Figure 4 shows how that URL might be passed from PostMan, a really excellent Google Chrome plug in that allows the invocation of nearly any sort of HTTP-oriented web service or API.

Finally, lines 4 through 6 of the JavaScript method, the success function that process the results of the SQL query logs the results and returns them to the caller with an HTTP 201 (OK) response. I’ve included a called to the console.log() function to show how easy it is to log just about anything when you’re debugging your JavaScript code in Azure Mobile Services. After invoking an API or custom resource method that logs something, check out the logs tab of the mobile service in the management console to see what got saved. Of course, you’ll want to do minimal logging in production but while you’re testing and debugging, the log is a valuable resource.

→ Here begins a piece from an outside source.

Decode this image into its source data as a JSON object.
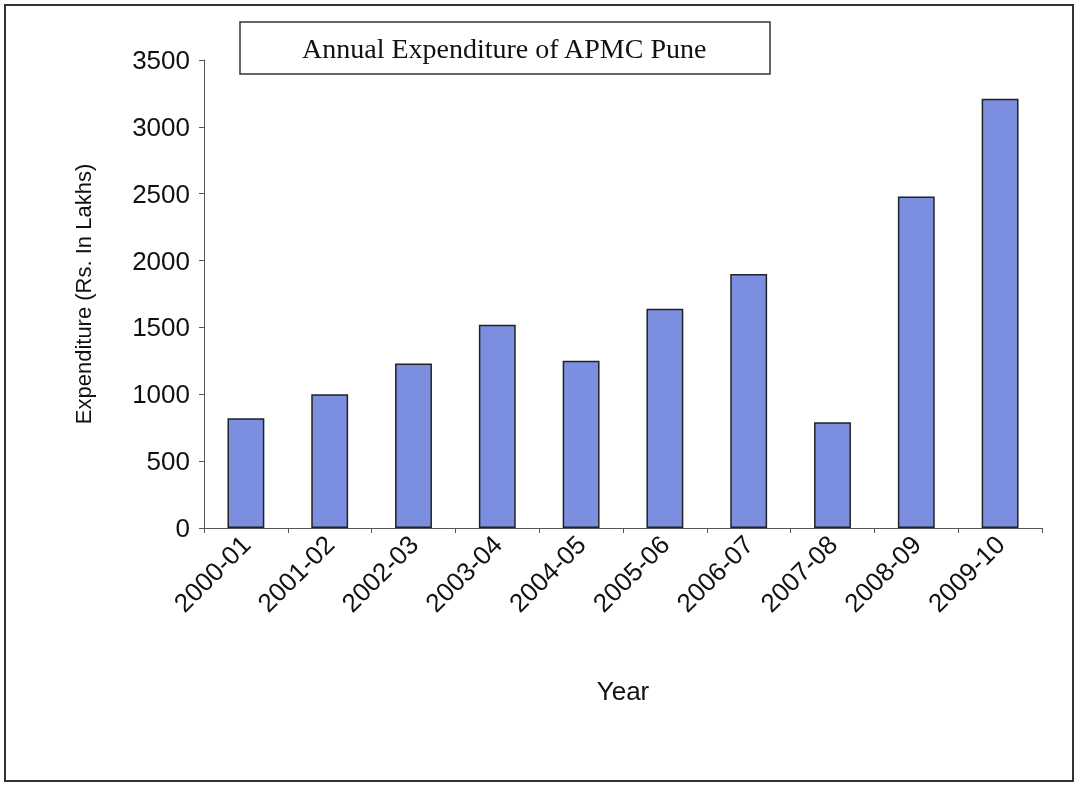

In studying the URL and its output in Figure 4, remember that the JavaScript for the observation API didn’t have to do any special parsing of the row set returned by SQL Server to produce this result. Simply returning that data from SQL Server caused the API to emit JavaScript Object Notation (JSON) which has arguably become the lingua franca of the Internet for expressing data.

In closing, I’ll share a couple of thoughts. If you’re interested in building a simple query interface on top of a mobile service, you don’t have to use stored procedures as shown here. Azure Mobile Services implements fairly rich OData support directly on table resources. With OData, filtering, sorting and pagination of SQL data are built in, so to speak. Also, the web way of doing services (sometimes called RESTful based on Dr. Roy Fielding’s dissertation and the HTTP standards that flowed from it), assume that we’ll use HTTP in the way it was intended: accessing and linking resources at a more basic level, using the HTTP methods GET, POST, PUT, and DELETE as a complete, fully-functional language for accessing those resources. Database people inherently understand and respect this access pattern better than many programmers working in traditional programming languages like C# and Java. After all, we’re accustomed to using four basic methods to manipulate data in our databases: SELECT, INSERT, UPDATE, and DELETE. Yet, as database people, we also know that giving software developers strict table-level access can cause all sorts of performance problems. For those situations, where you know that some complex database operation could be performed much more efficiently with a bit of T-SQL code, a stored procedure or a view may be just the prescription your developers need. Hopefully, this article has helped you understand how to invoke programmatic resource in a SQL Azure database and perhaps it will help you along the way to making the correct architectural choices in the design of your modern, data-driven web applications.